"Infinite Mind is the creator." writes Mrs. Eddy, beginning on page 256 of her textbook, "Science and Health with Key to the Scriptures," "and creation is the infinite image or idea emanating from this Mind. If Mind is within and without all things, then all is Mind: and this definition is scientific." Creation is not a multitudinous array of ideas materially expressed as things, as is generally supposed, but is the infinite idea of Mind infinitely expressed in an infinitude of variety. Mind or God is the original of that image. In other words, God is all that there is. And because God is omnipresent, the natural conclusion is that the manifestation of the one presence— or God expressed as idea—is the only presence, whether it be called bird, blossom, loaves, or glacier.
Now if mankind understood and accepted this truth, love would be universal and the kingdom of heaven would be recognized as an ever persent fact; there would be nothing to fear, nothing to dread, nothing to hate. One hates and fears only that which he fails to understand. Ignorance is the basic element of fear; vice versa, one loves that which he understands; so the necessity of understanding creation is obvious. The seeming universal ignorance of what man is rests in one tray of the Adamic balance, while in the other is a proportionate measure of seeming effect, in the form of "last farthings" paid in tribute for this ignorance. But why the ignorance, since we are told definitely in the first chapter of Genesis that man was made in the image and likeness of God? Then since "Creation is the infinite image,"' does it not follow that man (His image) is creation?
God is indivisible, and the inseparable allness of God is His oneness, the unity of good. So the allness of God must be expressed at every point, else He is not the infinite One.

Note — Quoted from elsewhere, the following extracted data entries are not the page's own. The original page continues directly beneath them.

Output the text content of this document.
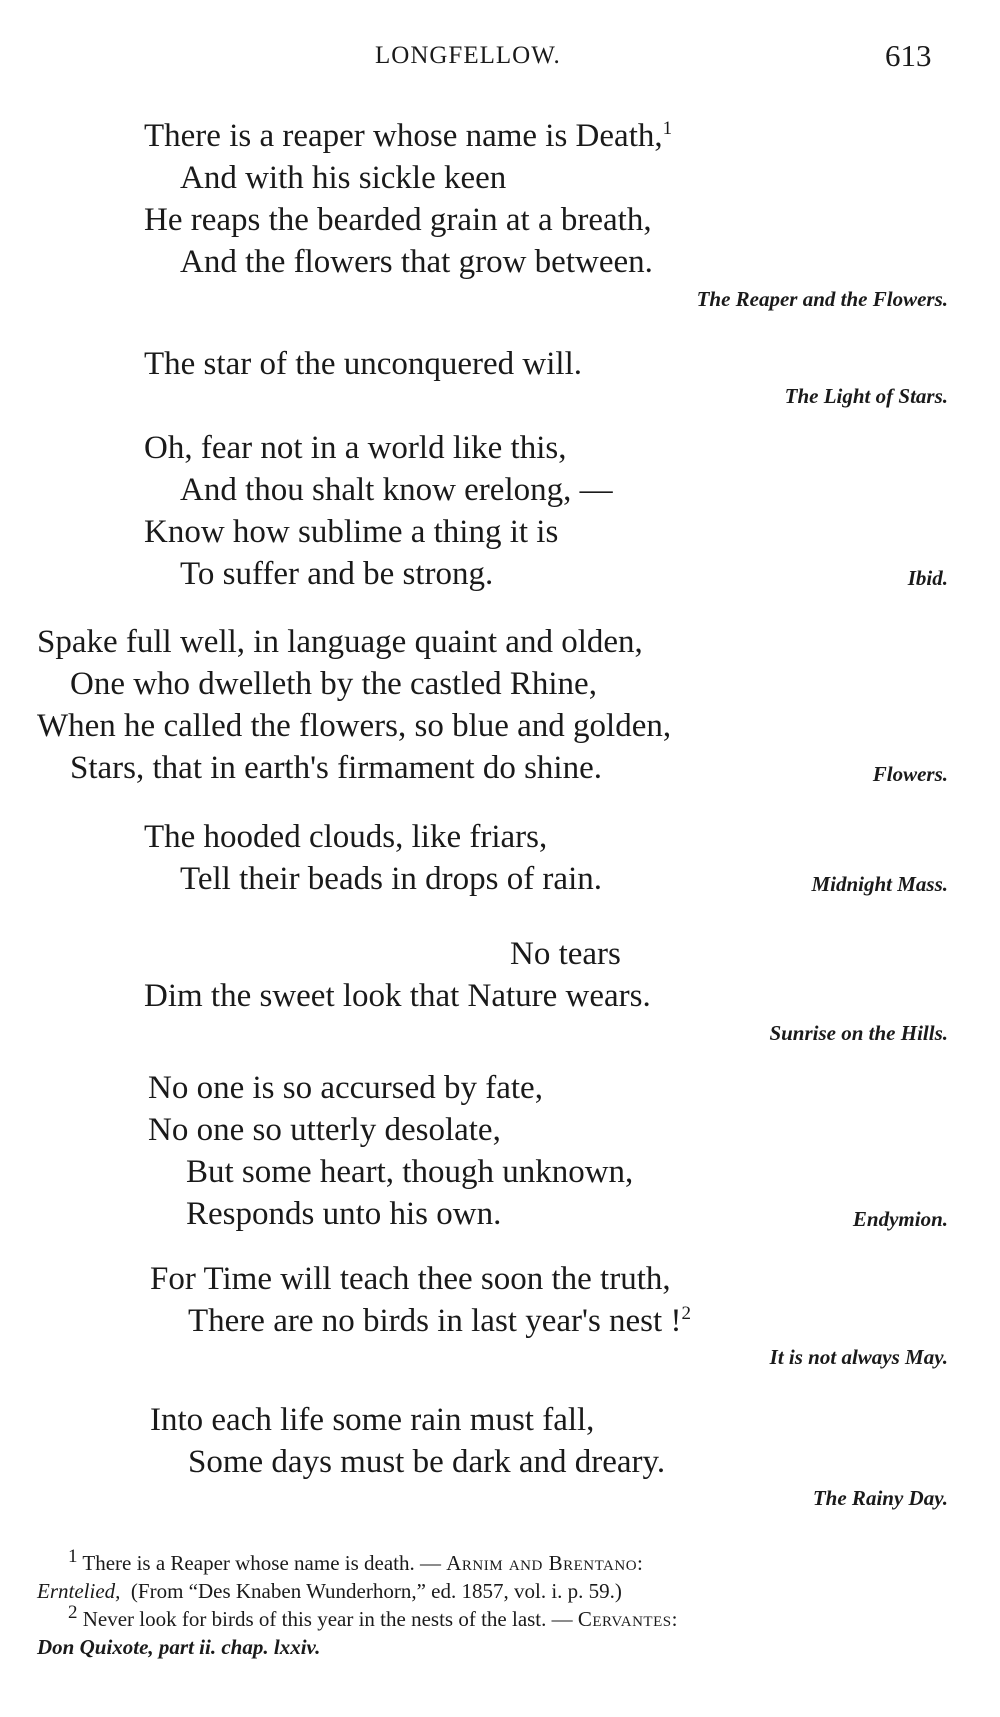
LONGFELLOW.	613
There is a reaper whose name is Death,$^1$
And with his sickle keen
He reaps the bearded grain at a breath,
And the flowers that grow between.
The Reaper and the Flowers.
The star of the unconquered will.
The Light of Stars.
Oh, fear not in a world like this,
And thou shalt know erelong, —
Know how sublime a thing it is
To suffer and be strong.	Ibid.
Spake full well, in language quaint and olden,
One who dwelleth by the castled Rhine,
When he called the flowers, so blue and golden,
Stars, that in earth's firmament do shine.	Flowers.
The hooded clouds, like friars,
Tell their beads in drops of rain.	Midnight Mass.
No tears
Dim the sweet look that Nature wears.
Sunrise on the Hills.
No one is so accursed by fate,
No one so utterly desolate,
But some heart, though unknown,
Responds unto his own.	Endymion.
For Time will teach thee soon the truth,
There are no birds in last year's nest !$^2$
It is not always May.
Into each life some rain must fall,
Some days must be dark and dreary.
The Rainy Day.
$^1$ There is a Reaper whose name is death. — Arnim and Brentano:
Erntelied, (From “Des Knaben Wunderhorn,” ed. 1857, vol. i. p. 59.)
$^2$ Never look for birds of this year in the nests of the last. — Cervantes:
Don Quixote, part ii. chap. lxxiv.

The completeness of idea in Science does away with all possibility of division and separation, but mortal mind, in its perversity, insists upon division and separation, with "minds many" as its symbol. This phase of mortal mind is handled masterfully by Mrs. Eddy on page 510 of Science and Health, under the marginal heading, "Spiritual subdivision." Here she says: "Science reveals only one Mind, and this one shining by its own light and governing the universe, including man, in perfect harmony. This Mind forms ideas, its own images, subdivides and radiates their borrowed light, intelligence, and so explains the Scripture phrase, 'whose seed is in itself.' Thus God's ideas 'multiply and replenish the earth.' The divine Mind supports the sublimity magnitude, and infinitude of spiritual creation." The metaphysical fact is that "the universe, including man," is governed in "perfect harmony," because universe includes nothing but God manifested in infinite variety, and God is not at variance with Himself.